La récente enquête publiée en partenariat avec la Médiation des relations inter-entreprises, me conduit en effet à penser que si l’état d’esprit est en train de changer, d’importants progrès restent à accomplir pour rééquilibrer la relation actuelle entre donneurs d’ordre et sous-traitants. Vous pourrez compter sur ma mobilisation et ma vigilance sur cette question. Je porterai ce message avec fermeté auprès de nos grands groupes, et saurai me faire parfois la porte-parole de sous-traitants qui n’osent pas toujours tout dire.
La sphère publique devra elle-même montrer l’exemple. Je veux parler ici de la commande publique. On ne peut pas se satisfaire de ce que les PME obtiennent aujourd’hui une part des marchés publics (28% de la valeur ajoutée) notablement inférieure à leur poids dans l’économie (44%). L’Etat, mais aussi les opérateurs et les collectivités locales doivent conduire, de concert, cette importante réflexion.
Pour stimuler ce « réflexe PME » que j’appelle de mes voeux, j’engagerai prochainement une mission destinée à explorer toutes les pistes (financières, fiscales, réglementaires) susceptibles d’accélérer le développement des PME françaises.
On estime à 10 000 le nombre de PME françaises ayant le potentiel de devenir championnes dans leur domaine ! Ne passons pas à côté de cette opportunité et aidons-les à y parvenir !
* mon troisième engagement devant vous aujourd’hui est de soutenir les PME dans leur bataille pour la compétitivité et la conquête des marchés internationaux
Le commerce extérieur de la France traverse une passe très préoccupante : en un peu plus de dix ans, la part des exportations françaises dans les échanges mondiaux a presque diminué de moitié (un peu plus de 3 % aujourd’hui).
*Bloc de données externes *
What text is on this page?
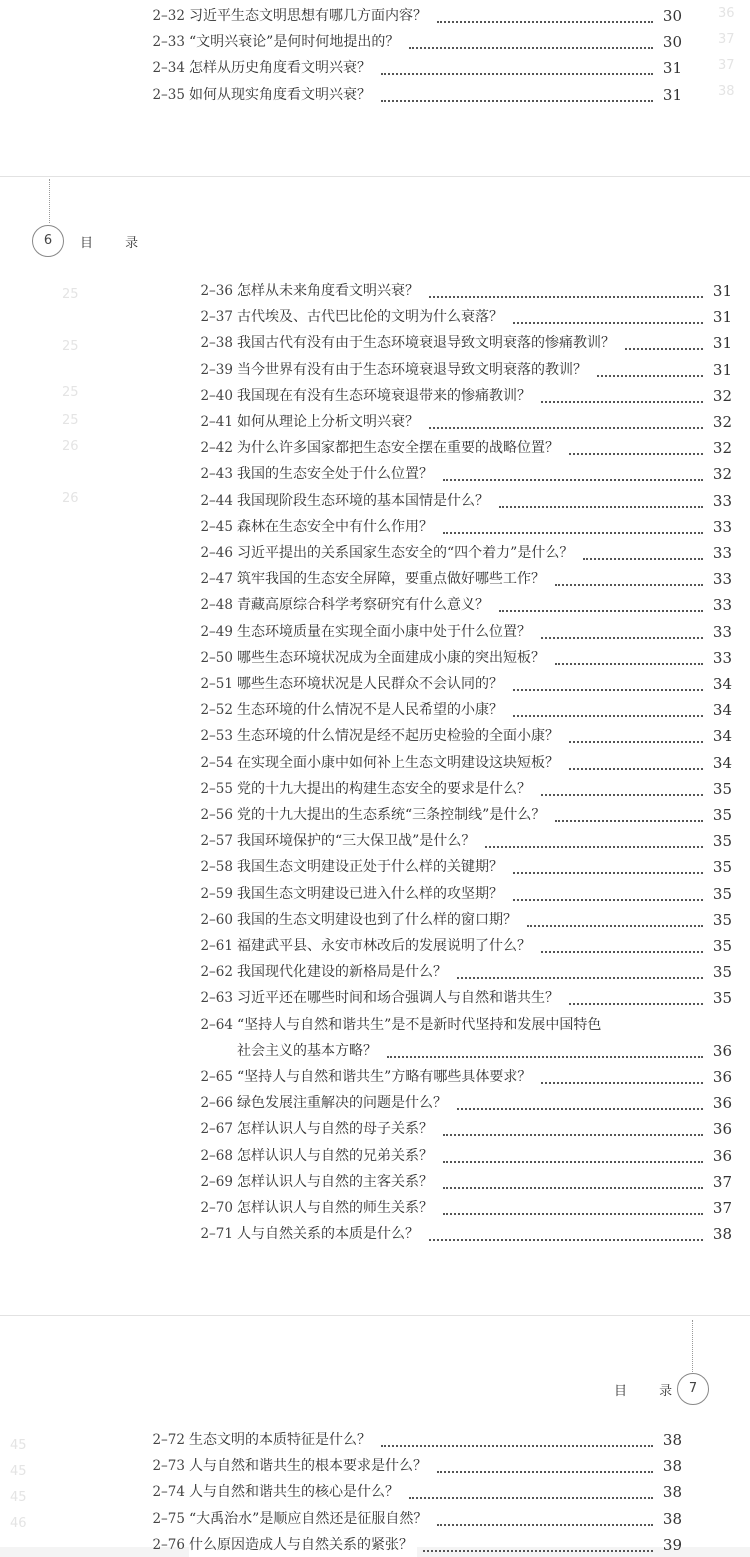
36
37
37
38
2–32 习近平生态文明思想有哪几方面内容？	30
2–33 “文明兴衰论”是何时何地提出的？	30
2–34 怎样从历史角度看文明兴衰？	31
2–35 如何从现实角度看文明兴衰？	31
6	目 录
25
25
25
25
26
26
2–36 怎样从未来角度看文明兴衰？	31
2–37 古代埃及、古代巴比伦的文明为什么衰落？	31
2–38 我国古代有没有由于生态环境衰退导致文明衰落的惨痛教训？	31
2–39 当今世界有没有由于生态环境衰退导致文明衰落的教训？	31
2–40 我国现在有没有生态环境衰退带来的惨痛教训？	32
2–41 如何从理论上分析文明兴衰？	32
2–42 为什么许多国家都把生态安全摆在重要的战略位置？	32
2–43 我国的生态安全处于什么位置？	32
2–44 我国现阶段生态环境的基本国情是什么？	33
2–45 森林在生态安全中有什么作用？	33
2–46 习近平提出的关系国家生态安全的“四个着力”是什么？	33
2–47 筑牢我国的生态安全屏障，要重点做好哪些工作？	33
2–48 青藏高原综合科学考察研究有什么意义？	33
2–49 生态环境质量在实现全面小康中处于什么位置？	33
2–50 哪些生态环境状况成为全面建成小康的突出短板？	33
2–51 哪些生态环境状况是人民群众不会认同的？	34
2–52 生态环境的什么情况不是人民希望的小康？	34
2–53 生态环境的什么情况是经不起历史检验的全面小康？	34
2–54 在实现全面小康中如何补上生态文明建设这块短板？	34
2–55 党的十九大提出的构建生态安全的要求是什么？	35
2–56 党的十九大提出的生态系统“三条控制线”是什么？	35
2–57 我国环境保护的“三大保卫战”是什么？	35
2–58 我国生态文明建设正处于什么样的关键期？	35
2–59 我国生态文明建设已进入什么样的攻坚期？	35
2–60 我国的生态文明建设也到了什么样的窗口期？	35
2–61 福建武平县、永安市林改后的发展说明了什么？	35
2–62 我国现代化建设的新格局是什么？	35
2–63 习近平还在哪些时间和场合强调人与自然和谐共生？	35
2–64 “坚持人与自然和谐共生”是不是新时代坚持和发展中国特色
社会主义的基本方略？	36
2–65 “坚持人与自然和谐共生”方略有哪些具体要求？	36
2–66 绿色发展注重解决的问题是什么？	36
2–67 怎样认识人与自然的母子关系？	36
2–68 怎样认识人与自然的兄弟关系？	36
2–69 怎样认识人与自然的主客关系？	37
2–70 怎样认识人与自然的师生关系？	37
2–71 人与自然关系的本质是什么？	38
目 录 7
45
45
45
46
2–72 生态文明的本质特征是什么？	38
2–73 人与自然和谐共生的根本要求是什么？	38
2–74 人与自然和谐共生的核心是什么？	38
2–75 “大禹治水”是顺应自然还是征服自然？	38
2–76 什么原因造成人与自然关系的紧张？	39
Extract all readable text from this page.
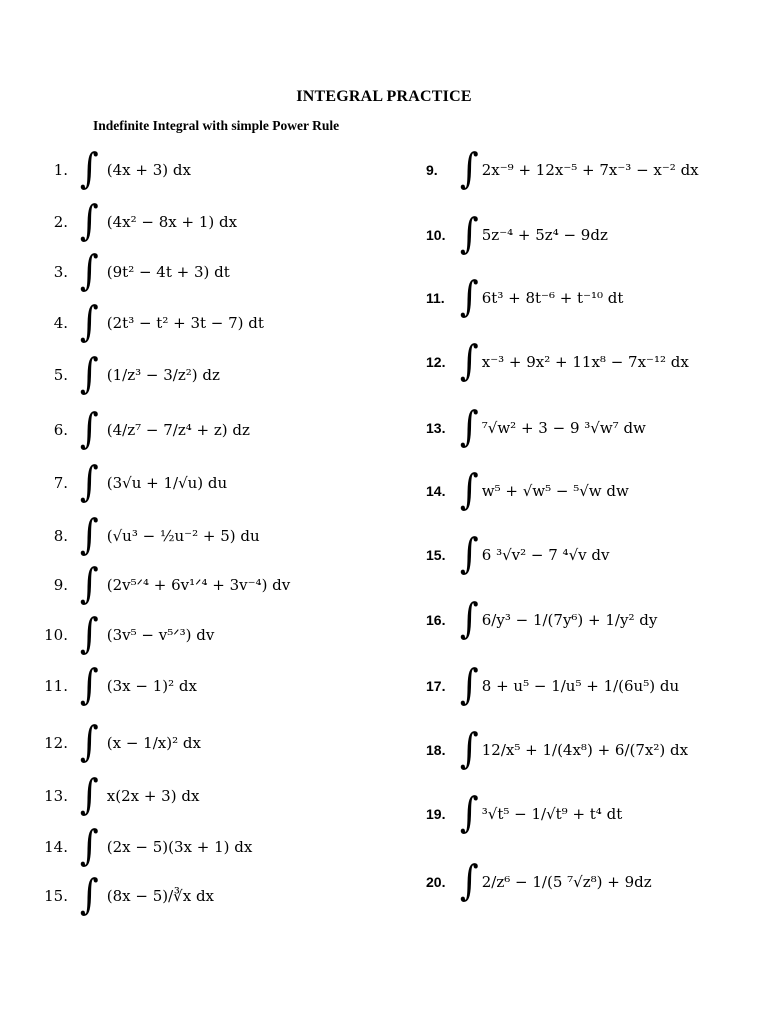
INTEGRAL PRACTICE
Indefinite Integral with simple Power Rule
1. ∫ (4x + 3) dx
2. ∫ (4x² − 8x + 1) dx
3. ∫ (9t² − 4t + 3) dt
4. ∫ (2t³ − t² + 3t − 7) dt
5. ∫ (1/z³ − 3/z²) dz
6. ∫ (4/z⁷ − 7/z⁴ + z) dz
7. ∫ (3√u + 1/√u) du
8. ∫ (√u³ − ½u⁻² + 5) du
9. ∫ (2v⁵ᐟ⁴ + 6v¹ᐟ⁴ + 3v⁻⁴) dv
10. ∫ (3v⁵ − v⁵ᐟ³) dv
11. ∫ (3x − 1)² dx
12. ∫ (x − 1/x)² dx
13. ∫ x(2x + 3) dx
14. ∫ (2x − 5)(3x + 1) dx
15. ∫ (8x − 5)/∛x dx
9. ∫ 2x⁻⁹ + 12x⁻⁵ + 7x⁻³ − x⁻² dx
10. ∫ 5z⁻⁴ + 5z⁴ − 9dz
11. ∫ 6t³ + 8t⁻⁶ + t⁻¹⁰ dt
12. ∫ x⁻³ + 9x² + 11x⁸ − 7x⁻¹² dx
13. ∫ ⁷√w² + 3 − 9 ³√w⁷ dw
14. ∫ w⁵ + √w⁵ − ⁵√w dw
15. ∫ 6 ³√v² − 7 ⁴√v dv
16. ∫ 6/y³ − 1/(7y⁶) + 1/y² dy
17. ∫ 8 + u⁵ − 1/u⁵ + 1/(6u⁵) du
18. ∫ 12/x⁵ + 1/(4x⁸) + 6/(7x²) dx
19. ∫ ³√t⁵ − 1/√t⁹ + t⁴ dt
20. ∫ 2/z⁶ − 1/(5 ⁷√z⁸) + 9dz
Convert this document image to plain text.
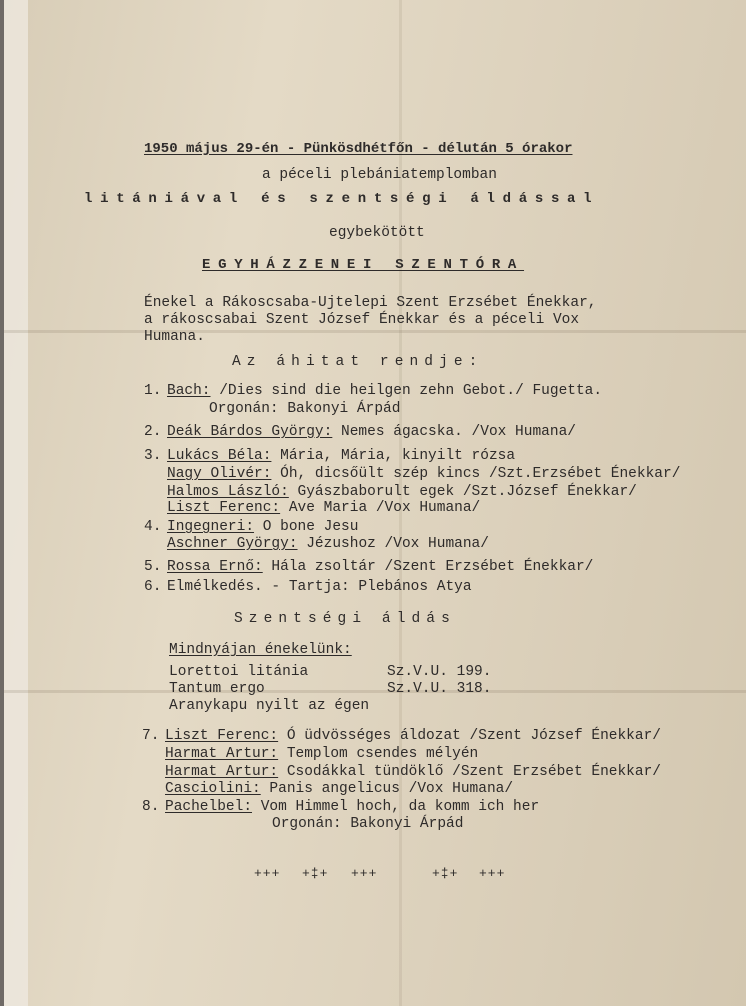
1950 május 29-én - Pünkösdhétfőn - délután 5 órakor
a péceli plebániatemplomban
litániával és szentségi áldással
egybekötött
EGYHÁZZENEI SZENTÓRA
Énekel a Rákoscsaba-Ujtelepi Szent Erzsébet Énekkar,
a rákoscsabai Szent József Énekkar és a péceli Vox
Humana.
Az áhitat rendje:
1. Bach: /Dies sind die heilgen zehn Gebot./ Fugetta.
Orgonán: Bakonyi Árpád
2. Deák Bárdos György: Nemes ágacska. /Vox Humana/
3. Lukács Béla: Mária, Mária, kinyilt rózsa
Nagy Olivér: Óh, dicsőült szép kincs /Szt.Erzsébet Énekkar/
Halmos László: Gyászbaborult egek /Szt.József Énekkar/
Liszt Ferenc: Ave Maria /Vox Humana/
4. Ingegneri: O bone Jesu
Aschner György: Jézushoz /Vox Humana/
5. Rossa Ernő: Hála zsoltár /Szent Erzsébet Énekkar/
6. Elmélkedés. - Tartja: Plebános Atya
Szentségi áldás
Mindnyájan énekelünk:
Lorettoi litánia	Sz.V.U. 199.
Tantum ergo	Sz.V.U. 318.
Aranykapu nyilt az égen
7. Liszt Ferenc: Ó üdvösséges áldozat /Szent József Énekkar/
Harmat Artur: Templom csendes mélyén
Harmat Artur: Csodákkal tündöklő /Szent Erzsébet Énekkar/
Casciolini: Panis angelicus /Vox Humana/
8. Pachelbel: Vom Himmel hoch, da komm ich her
Orgonán: Bakonyi Árpád
+++ +‡+ +++	+‡+ +++
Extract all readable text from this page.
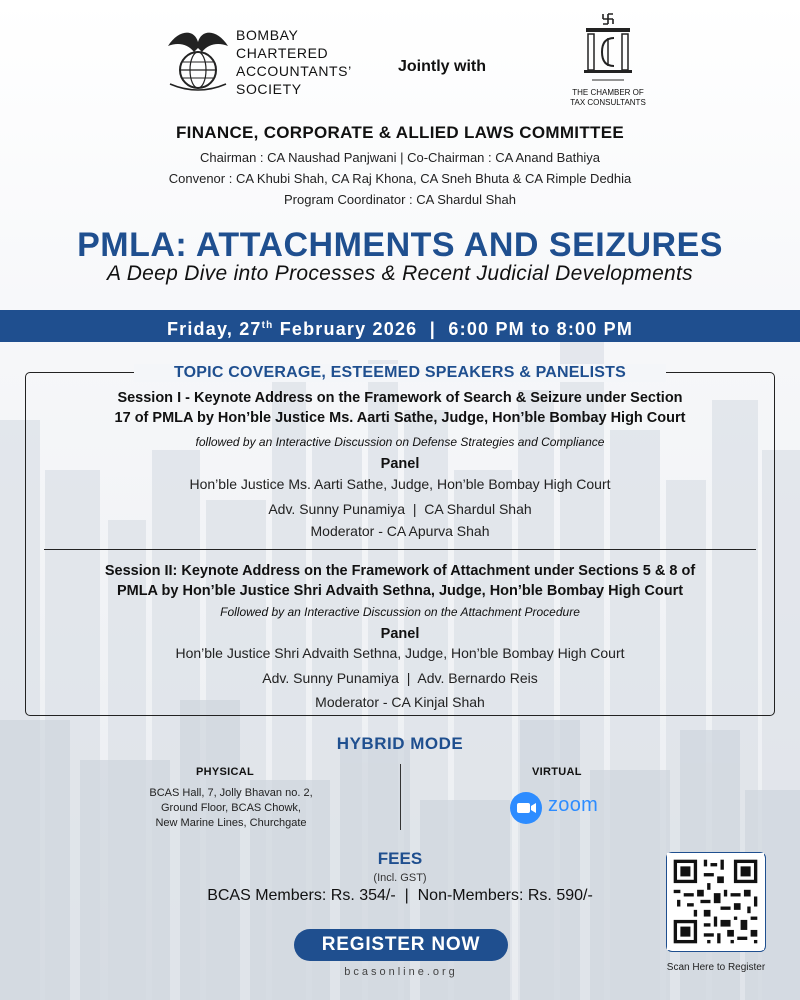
BOMBAY
CHARTERED
ACCOUNTANTS’
SOCIETY
Jointly with
THE CHAMBER OF
TAX CONSULTANTS
FINANCE, CORPORATE & ALLIED LAWS COMMITTEE
Chairman : CA Naushad Panjwani | Co-Chairman : CA Anand Bathiya
Convenor : CA Khubi Shah, CA Raj Khona, CA Sneh Bhuta & CA Rimple Dedhia
Program Coordinator : CA Shardul Shah
PMLA: ATTACHMENTS AND SEIZURES
A Deep Dive into Processes & Recent Judicial Developments
Friday, 27th February 2026  |  6:00 PM to 8:00 PM
TOPIC COVERAGE, ESTEEMED SPEAKERS & PANELISTS
Session I - Keynote Address on the Framework of Search & Seizure under Section
17 of PMLA by Hon’ble Justice Ms. Aarti Sathe, Judge, Hon’ble Bombay High Court
followed by an Interactive Discussion on Defense Strategies and Compliance
Panel
Hon’ble Justice Ms. Aarti Sathe, Judge, Hon’ble Bombay High Court
Adv. Sunny Punamiya  |  CA Shardul Shah
Moderator - CA Apurva Shah
Session II: Keynote Address on the Framework of Attachment under Sections 5 & 8 of
PMLA by Hon’ble Justice Shri Advaith Sethna, Judge, Hon’ble Bombay High Court
Followed by an Interactive Discussion on the Attachment Procedure
Panel
Hon’ble Justice Shri Advaith Sethna, Judge, Hon’ble Bombay High Court
Adv. Sunny Punamiya  |  Adv. Bernardo Reis
Moderator - CA Kinjal Shah
HYBRID MODE
PHYSICAL
BCAS Hall, 7, Jolly Bhavan no. 2,
Ground Floor, BCAS Chowk,
New Marine Lines, Churchgate
VIRTUAL
zoom
FEES
(Incl. GST)
BCAS Members: Rs. 354/-  |  Non-Members: Rs. 590/-
REGISTER NOW
bcasonline.org	Scan Here to Register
Or, comme vous le savez, les PME sont concernées au premier chef dans cette tendance à la baisse : d’une part, elles sont trop peu nombreuses à exporter ; d’autre part, en valeur, moins d’un euro exporté sur deux provient des PME.
Nous devons tout mettre en oeuvre pour faire participer activement les PME à l’effort de redressement des exportations. On a beaucoup insisté au cours des derniers mois, à juste titre, sur le différentiel de performance à l’exportation qui s’est creusé au cours des années 2000 entre la France et l’Allemagne, à notre détriment.
Avec ma collègue Nicole Bricq, en charge du commerce extérieur, nous aurons à coeur de cibler le plus efficacement possible notre soutien au potentiel exportateur des PME françaises.
Pour ma part, j’estime qu’il est essentiel d’aider les PME à renforcer la stratégie de différenciation de leurs produits et de leurs services à l’export !
Pour cela, je porterai prochainement, au sein du Gouvernement, un nouveau plan d’accompagnement volontariste pour soutenir la stratégie globale d’innovation des entreprises dans ses différentes dimensions : accompagnement de la transition numérique, design, marketing, stratégie de marque, propriété intellectuelle, etc.
Le redressement de notre économie est à ce prix : ériger un « bouclier » protecteur des PME, dans leur diversité, et leur permettre aussi de grandir, d’innover, d’entreprendre pour gagner la bataille de la compétitivité. Les PME d’aujourd’hui représentent la croissance et les emplois de demain.
Une chose est sûre : je ne pourrai accomplir ce chemin qu’avec votre plein concours ! Je compte sur votre mobilisation. Soyez pleinement convaincus de la mienne !
Merci beaucoup pour votre attention.